As with most personal injury and malpractice claims, the large majority of bedsore cases that have merit are resolved through settlement rather than a trial verdict, once the medical facts and facility records are laid out. Attorneys handling these cases typically work on a contingency-fee basis — commonly around one-third of any recovery — meaning you generally pay nothing upfront and the fee comes out of a settlement or award only if you recover money.

What compensation may cover

Depending on the facts and your state's law, damages in a successful claim can potentially include past and future medical and wound-care costs, pain and suffering, and, in cases involving death, wrongful death damages for the family. Some states cap certain categories of damages (frequently non-economic damages in medical malpractice cases specifically), but the existence and amount of any such cap varies by state — don't assume a number you've seen for one state applies to yours.

This article provides general information only and is not legal advice; consult a licensed attorney in your state about your specific situation.

Frequently asked questions

Is every bedsore proof of neglect?

No. Some pressure injuries develop despite good care, especially in patients who are critically ill, have poor circulation, or are actively dying. But bedsores that progress to deep, severe stages (especially in a hospital or nursing home with repositioning and skin-check protocols) raise a real question about whether the facility followed basic preventive care, which is why these wounds get looked at closely.

What is bedsore "staging" and why does it matter for a claim?

Staging (Stage 1 through Stage 4, plus "unstageable" and "deep tissue injury") is the clinical scale used to describe how deep a pressure injury goes, from reddened unbroken skin (Stage 1) to a wound exposing muscle, tendon, or bone (Stage 4). Higher stages generally mean more medical intervention, more pain, higher risk of infection, and more support for an argument that preventive care was inadequate somewhere along the way.

Who can be responsible for a bedsore that develops in care?

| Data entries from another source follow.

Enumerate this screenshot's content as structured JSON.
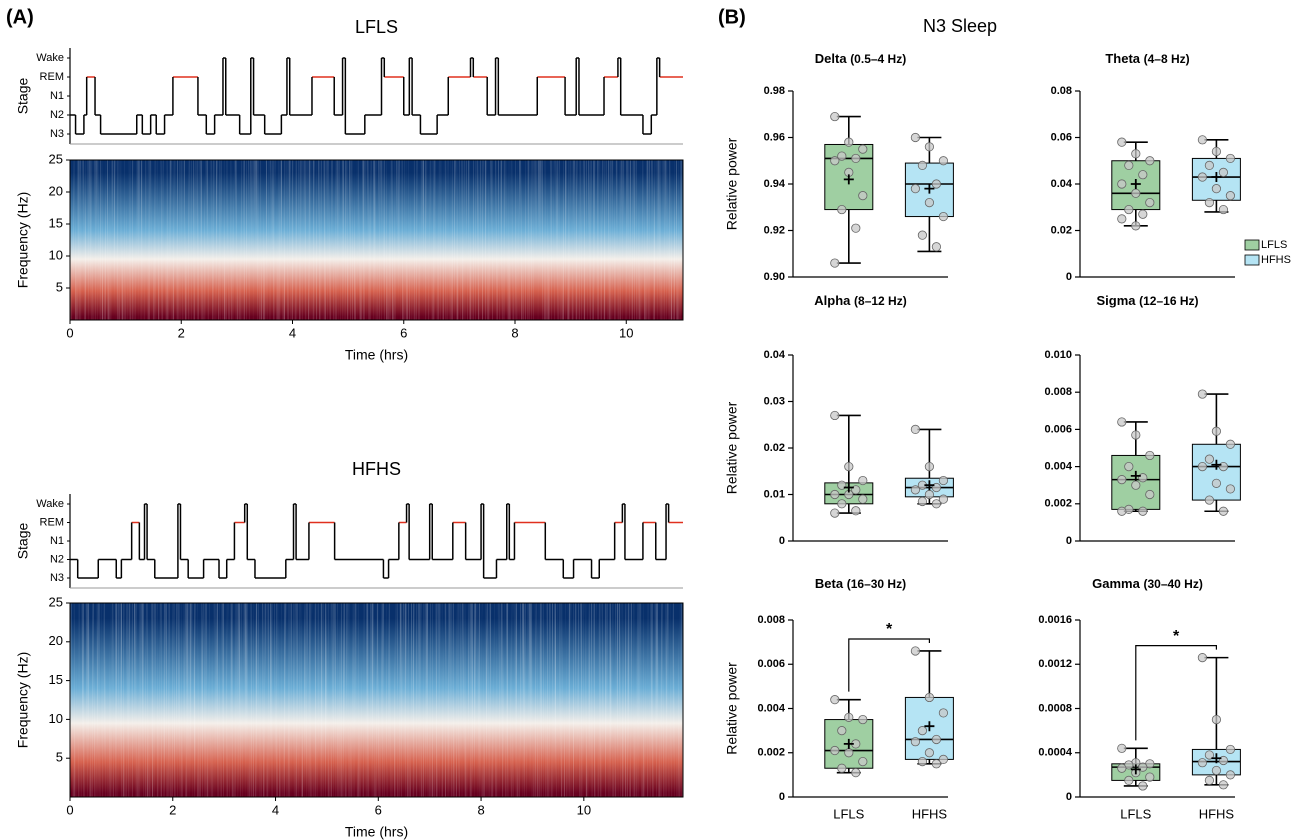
{
  "panel_a_label": "(A)",
  "panel_b_label": "(B)",
  "panel_b_title": "N3 Sleep",
  "chart_data": [
    {
      "type": "hypnogram",
      "title": "LFLS",
      "ylabel": "Stage",
      "ycategories": [
        "N3",
        "N2",
        "N1",
        "REM",
        "Wake"
      ],
      "color": "#000000",
      "highlight_stage": "REM",
      "highlight_color": "#e0301e",
      "xlim": [
        0,
        11.02
      ],
      "x": [
        0,
        0.1,
        0.25,
        0.3,
        0.45,
        0.55,
        1.2,
        1.3,
        1.45,
        1.55,
        1.7,
        1.85,
        2.3,
        2.45,
        2.6,
        2.75,
        2.8,
        3.05,
        3.25,
        3.3,
        3.5,
        3.8,
        3.9,
        3.95,
        4.35,
        4.75,
        4.9,
        4.95,
        5.3,
        5.6,
        5.65,
        6.0,
        6.1,
        6.15,
        6.3,
        6.6,
        6.8,
        7.2,
        7.25,
        7.5,
        7.65,
        7.7,
        8.4,
        8.9,
        9.1,
        9.15,
        9.6,
        9.85,
        9.9,
        10.3,
        10.45,
        10.55,
        10.6,
        11.02
      ],
      "values": [
        "N2",
        "N3",
        "N2",
        "REM",
        "N2",
        "N3",
        "N2",
        "N3",
        "N2",
        "N3",
        "N2",
        "REM",
        "N2",
        "N3",
        "N2",
        "Wake",
        "N2",
        "N3",
        "Wake",
        "N2",
        "N3",
        "N2",
        "Wake",
        "N2",
        "REM",
        "N2",
        "Wake",
        "N3",
        "N2",
        "Wake",
        "REM",
        "N2",
        "Wake",
        "N2",
        "N3",
        "N2",
        "REM",
        "Wake",
        "REM",
        "N2",
        "Wake",
        "N2",
        "REM",
        "N2",
        "Wake",
        "N2",
        "REM",
        "Wake",
        "N2",
        "N3",
        "N2",
        "Wake",
        "REM",
        "REM"
      ]
    },
    {
      "type": "spectrogram",
      "xlabel": "Time (hrs)",
      "ylabel": "Frequency (Hz)",
      "xlim": [
        0,
        11.02
      ],
      "xticks": [
        0,
        2,
        4,
        6,
        8,
        10
      ],
      "ylim": [
        0,
        25
      ],
      "yticks": [
        5,
        10,
        15,
        20,
        25
      ],
      "colormap": [
        "#67001f",
        "#d6604d",
        "#f4efea",
        "#6baed6",
        "#08306b"
      ]
    },
    {
      "type": "hypnogram",
      "title": "HFHS",
      "ylabel": "Stage",
      "ycategories": [
        "N3",
        "N2",
        "N1",
        "REM",
        "Wake"
      ],
      "color": "#000000",
      "highlight_stage": "REM",
      "highlight_color": "#e0301e",
      "xlim": [
        0,
        11.93
      ],
      "x": [
        0,
        0.15,
        0.55,
        0.9,
        1.0,
        1.2,
        1.35,
        1.45,
        1.5,
        1.65,
        2.1,
        2.15,
        2.3,
        2.6,
        2.9,
        3.05,
        3.2,
        3.4,
        3.45,
        3.6,
        4.2,
        4.35,
        4.4,
        4.65,
        5.15,
        6.1,
        6.2,
        6.4,
        6.55,
        6.6,
        7.0,
        7.05,
        7.45,
        7.7,
        8.0,
        8.05,
        8.3,
        8.5,
        8.55,
        8.65,
        9.25,
        9.6,
        9.8,
        10.15,
        10.3,
        10.6,
        10.75,
        10.8,
        11.15,
        11.4,
        11.6,
        11.65,
        11.93
      ],
      "values": [
        "N2",
        "N3",
        "N2",
        "N3",
        "N2",
        "REM",
        "N2",
        "Wake",
        "N2",
        "N3",
        "Wake",
        "N2",
        "N3",
        "N2",
        "N3",
        "N2",
        "REM",
        "Wake",
        "N2",
        "N3",
        "N2",
        "Wake",
        "N2",
        "REM",
        "N2",
        "N3",
        "N2",
        "REM",
        "Wake",
        "N2",
        "Wake",
        "N2",
        "REM",
        "N2",
        "Wake",
        "N3",
        "N2",
        "Wake",
        "N2",
        "REM",
        "N2",
        "N3",
        "N2",
        "N3",
        "N2",
        "REM",
        "Wake",
        "N2",
        "REM",
        "N2",
        "Wake",
        "REM",
        "REM"
      ]
    },
    {
      "type": "spectrogram",
      "xlabel": "Time (hrs)",
      "ylabel": "Frequency (Hz)",
      "xlim": [
        0,
        11.93
      ],
      "xticks": [
        0,
        2,
        4,
        6,
        8,
        10
      ],
      "ylim": [
        0,
        25
      ],
      "yticks": [
        5,
        10,
        15,
        20,
        25
      ],
      "colormap": [
        "#67001f",
        "#d6604d",
        "#f4efea",
        "#6baed6",
        "#08306b"
      ]
    },
    {
      "type": "box",
      "title": "Delta",
      "subtitle": "(0.5–4 Hz)",
      "ylabel": "Relative power",
      "ylim": [
        0.9,
        0.98
      ],
      "yticks": [
        {
          "value": 0.9,
          "label": "0.90"
        },
        0.92,
        0.94,
        0.96,
        0.98
      ],
      "boxes": [
        {
          "color": "#9fcfa2",
          "min": 0.906,
          "q1": 0.929,
          "median": 0.951,
          "q3": 0.957,
          "max": 0.969,
          "mean": 0.942,
          "points": [
            0.969,
            0.958,
            0.955,
            0.952,
            0.951,
            0.95,
            0.945,
            0.935,
            0.929,
            0.921,
            0.906
          ]
        },
        {
          "color": "#b5e4f4",
          "min": 0.911,
          "q1": 0.926,
          "median": 0.94,
          "q3": 0.949,
          "max": 0.96,
          "mean": 0.938,
          "points": [
            0.96,
            0.956,
            0.95,
            0.948,
            0.94,
            0.938,
            0.932,
            0.926,
            0.918,
            0.913
          ]
        }
      ]
    },
    {
      "type": "box",
      "title": "Theta",
      "subtitle": "(4–8 Hz)",
      "ylim": [
        0,
        0.08
      ],
      "yticks": [
        0,
        0.02,
        0.04,
        0.06,
        0.08
      ],
      "legend": [
        {
          "name": "LFLS",
          "color": "#9fcfa2"
        },
        {
          "name": "HFHS",
          "color": "#b5e4f4"
        }
      ],
      "boxes": [
        {
          "color": "#9fcfa2",
          "min": 0.022,
          "q1": 0.029,
          "median": 0.036,
          "q3": 0.05,
          "max": 0.058,
          "mean": 0.04,
          "points": [
            0.058,
            0.053,
            0.05,
            0.048,
            0.044,
            0.04,
            0.036,
            0.032,
            0.029,
            0.027,
            0.025,
            0.022
          ]
        },
        {
          "color": "#b5e4f4",
          "min": 0.028,
          "q1": 0.033,
          "median": 0.043,
          "q3": 0.051,
          "max": 0.059,
          "mean": 0.043,
          "points": [
            0.059,
            0.054,
            0.051,
            0.048,
            0.045,
            0.043,
            0.038,
            0.035,
            0.032,
            0.029
          ]
        }
      ]
    },
    {
      "type": "box",
      "title": "Alpha",
      "subtitle": "(8–12 Hz)",
      "ylabel": "Relative power",
      "ylim": [
        0,
        0.04
      ],
      "yticks": [
        0,
        0.01,
        0.02,
        0.03,
        0.04
      ],
      "boxes": [
        {
          "color": "#9fcfa2",
          "min": 0.006,
          "q1": 0.008,
          "median": 0.01,
          "q3": 0.0125,
          "max": 0.027,
          "mean": 0.0115,
          "points": [
            0.027,
            0.016,
            0.013,
            0.012,
            0.011,
            0.01,
            0.01,
            0.009,
            0.008,
            0.0065,
            0.006
          ]
        },
        {
          "color": "#b5e4f4",
          "min": 0.008,
          "q1": 0.0095,
          "median": 0.0115,
          "q3": 0.0135,
          "max": 0.024,
          "mean": 0.012,
          "points": [
            0.024,
            0.016,
            0.013,
            0.012,
            0.0115,
            0.011,
            0.01,
            0.009,
            0.0085,
            0.008
          ]
        }
      ]
    },
    {
      "type": "box",
      "title": "Sigma",
      "subtitle": "(12–16 Hz)",
      "ylim": [
        0,
        0.01
      ],
      "yticks": [
        0,
        0.002,
        0.004,
        0.006,
        0.008,
        {
          "value": 0.01,
          "label": "0.010"
        }
      ],
      "boxes": [
        {
          "color": "#9fcfa2",
          "min": 0.0016,
          "q1": 0.0017,
          "median": 0.0033,
          "q3": 0.0046,
          "max": 0.0064,
          "mean": 0.0035,
          "points": [
            0.0064,
            0.0057,
            0.0046,
            0.004,
            0.0034,
            0.0033,
            0.003,
            0.0025,
            0.0017,
            0.0016,
            0.0016
          ]
        },
        {
          "color": "#b5e4f4",
          "min": 0.0016,
          "q1": 0.0022,
          "median": 0.004,
          "q3": 0.0052,
          "max": 0.0079,
          "mean": 0.0041,
          "points": [
            0.0079,
            0.0059,
            0.0052,
            0.0044,
            0.004,
            0.004,
            0.0031,
            0.0028,
            0.0022,
            0.0016
          ]
        }
      ]
    },
    {
      "type": "box",
      "title": "Beta",
      "subtitle": "(16–30 Hz)",
      "ylabel": "Relative power",
      "ylim": [
        0,
        0.008
      ],
      "yticks": [
        0,
        0.002,
        0.004,
        0.006,
        0.008
      ],
      "categories": [
        "LFLS",
        "HFHS"
      ],
      "significance": "*",
      "boxes": [
        {
          "color": "#9fcfa2",
          "min": 0.0011,
          "q1": 0.0013,
          "median": 0.0021,
          "q3": 0.0035,
          "max": 0.0044,
          "mean": 0.0024,
          "points": [
            0.0044,
            0.0036,
            0.0035,
            0.003,
            0.0024,
            0.0021,
            0.002,
            0.0016,
            0.0013,
            0.0011
          ]
        },
        {
          "color": "#b5e4f4",
          "min": 0.0015,
          "q1": 0.0017,
          "median": 0.0026,
          "q3": 0.0045,
          "max": 0.0066,
          "mean": 0.0032,
          "points": [
            0.0066,
            0.0045,
            0.0038,
            0.003,
            0.0026,
            0.0025,
            0.002,
            0.0017,
            0.0016,
            0.0015
          ]
        }
      ]
    },
    {
      "type": "box",
      "title": "Gamma",
      "subtitle": "(30–40 Hz)",
      "ylim": [
        0,
        0.0016
      ],
      "yticks": [
        0,
        0.0004,
        0.0008,
        0.0012,
        0.0016
      ],
      "categories": [
        "LFLS",
        "HFHS"
      ],
      "significance": "*",
      "boxes": [
        {
          "color": "#9fcfa2",
          "min": 0.0001,
          "q1": 0.00015,
          "median": 0.00027,
          "q3": 0.0003,
          "max": 0.00044,
          "mean": 0.00025,
          "points": [
            0.00044,
            0.00031,
            0.0003,
            0.00029,
            0.00027,
            0.00026,
            0.00022,
            0.00018,
            0.00015,
            0.0001
          ]
        },
        {
          "color": "#b5e4f4",
          "min": 0.00011,
          "q1": 0.0002,
          "median": 0.00032,
          "q3": 0.00043,
          "max": 0.00126,
          "mean": 0.00035,
          "points": [
            0.00126,
            0.0007,
            0.00043,
            0.00038,
            0.00033,
            0.00031,
            0.00024,
            0.0002,
            0.00015,
            0.00011
          ]
        }
      ]
    }
  ]
}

Depending on the facts, potential defendants can include the nursing home or hospital as a corporate entity, individual nurses or aides, a treating physician, or a staffing agency. Nursing homes are also subject to federal and state regulatory standards, and inspection or citation history can become relevant evidence.

How long do I have to bring a claim?

It depends entirely on your state and on whether the facility is private or government-operated (government defendants often require a much shorter notice period before you can even file). There is no single nationwide deadline, so confirm the specific rule for your state and situation with a local attorney as soon as possible.

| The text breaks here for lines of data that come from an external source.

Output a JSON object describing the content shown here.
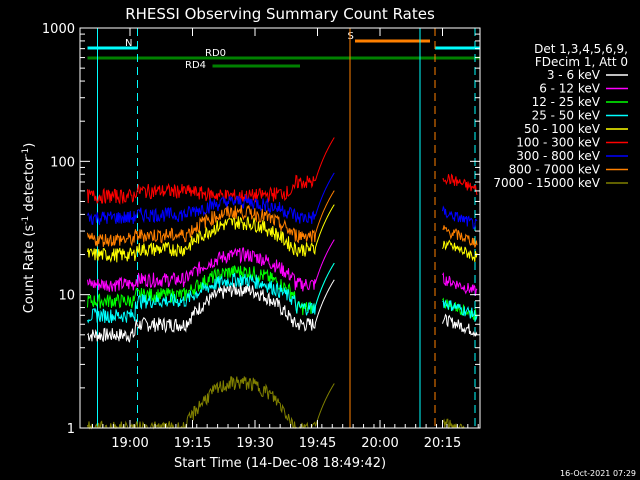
{
  "chart_data": {
    "type": "line",
    "title": "RHESSI Observing Summary Count Rates",
    "xlabel": "Start Time (14-Dec-08 18:49:42)",
    "ylabel_main": "Count Rate (s",
    "ylabel_sup1": "-1",
    "ylabel_mid": " detector",
    "ylabel_sup2": "-1",
    "ylabel_end": ")",
    "y_scale": "log",
    "ylim": [
      1,
      1000
    ],
    "xlim_minutes": [
      18.8,
      20.4
    ],
    "x_ticks": [
      {
        "label": "19:00",
        "t": 19.0
      },
      {
        "label": "19:15",
        "t": 19.25
      },
      {
        "label": "19:30",
        "t": 19.5
      },
      {
        "label": "19:45",
        "t": 19.75
      },
      {
        "label": "20:00",
        "t": 20.0
      },
      {
        "label": "20:15",
        "t": 20.25
      }
    ],
    "y_ticks": [
      {
        "label": "1",
        "v": 1
      },
      {
        "label": "10",
        "v": 10
      },
      {
        "label": "100",
        "v": 100
      },
      {
        "label": "1000",
        "v": 1000
      }
    ],
    "legend_placement": "right",
    "legend_header": [
      "Det 1,3,4,5,6,9,",
      "FDecim 1, Att 0"
    ],
    "series": [
      {
        "name": "3 - 6 keV",
        "color": "#ffffff",
        "level": [
          5,
          6,
          11,
          6
        ]
      },
      {
        "name": "6 - 12 keV",
        "color": "#ff00ff",
        "level": [
          12,
          13,
          20,
          12
        ]
      },
      {
        "name": "12 - 25 keV",
        "color": "#00ff00",
        "level": [
          9,
          10,
          15,
          8
        ]
      },
      {
        "name": "25 - 50 keV",
        "color": "#00ffff",
        "level": [
          7,
          9,
          13,
          8
        ]
      },
      {
        "name": "50 - 100 keV",
        "color": "#ffff00",
        "level": [
          20,
          22,
          35,
          22
        ]
      },
      {
        "name": "100 - 300 keV",
        "color": "#ff0000",
        "level": [
          55,
          60,
          55,
          70
        ]
      },
      {
        "name": "300 - 800 keV",
        "color": "#0000ff",
        "level": [
          38,
          40,
          50,
          38
        ]
      },
      {
        "name": "800 - 7000 keV",
        "color": "#ff8000",
        "level": [
          26,
          28,
          42,
          28
        ]
      },
      {
        "name": "7000 - 15000 keV",
        "color": "#808000",
        "level": [
          1,
          1,
          2.2,
          1
        ]
      }
    ],
    "flags": [
      {
        "label": "N",
        "color": "#00ffff",
        "t_start": 18.83,
        "t_end": 19.03
      },
      {
        "label": "RD0",
        "color": "#008000",
        "t_start": 18.83,
        "t_end": 20.4
      },
      {
        "label": "RD4",
        "color": "#008000",
        "t_start": 19.33,
        "t_end": 19.68
      },
      {
        "label": "S",
        "color": "#ff8000",
        "t_start": 19.9,
        "t_end": 20.2
      }
    ],
    "vertical_markers": [
      {
        "t": 18.87,
        "color": "#00ffff",
        "style": "solid"
      },
      {
        "t": 19.03,
        "color": "#00ffff",
        "style": "dashed"
      },
      {
        "t": 19.88,
        "color": "#ff8000",
        "style": "solid"
      },
      {
        "t": 20.16,
        "color": "#00ffff",
        "style": "solid"
      },
      {
        "t": 20.22,
        "color": "#ff8000",
        "style": "dashed"
      },
      {
        "t": 20.38,
        "color": "#00ffff",
        "style": "dashed"
      }
    ]
  },
  "footer": {
    "timestamp": "16-Oct-2021 07:29"
  }
}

What if the person who suffered the bedsore has since died?

Many states allow a wrongful death or survival action to be brought by the estate or family members in that situation, but the rules about who can bring the claim and how damages are calculated vary by state. This is worth discussing with an attorney promptly, since death often shortens the practical window to preserve evidence and can affect which deadline applies.

This article is general legal information, not legal advice, and may not reflect the most current law or the law in your jurisdiction. Laws vary by state and change over time. For advice about your specific situation, consult a licensed attorney.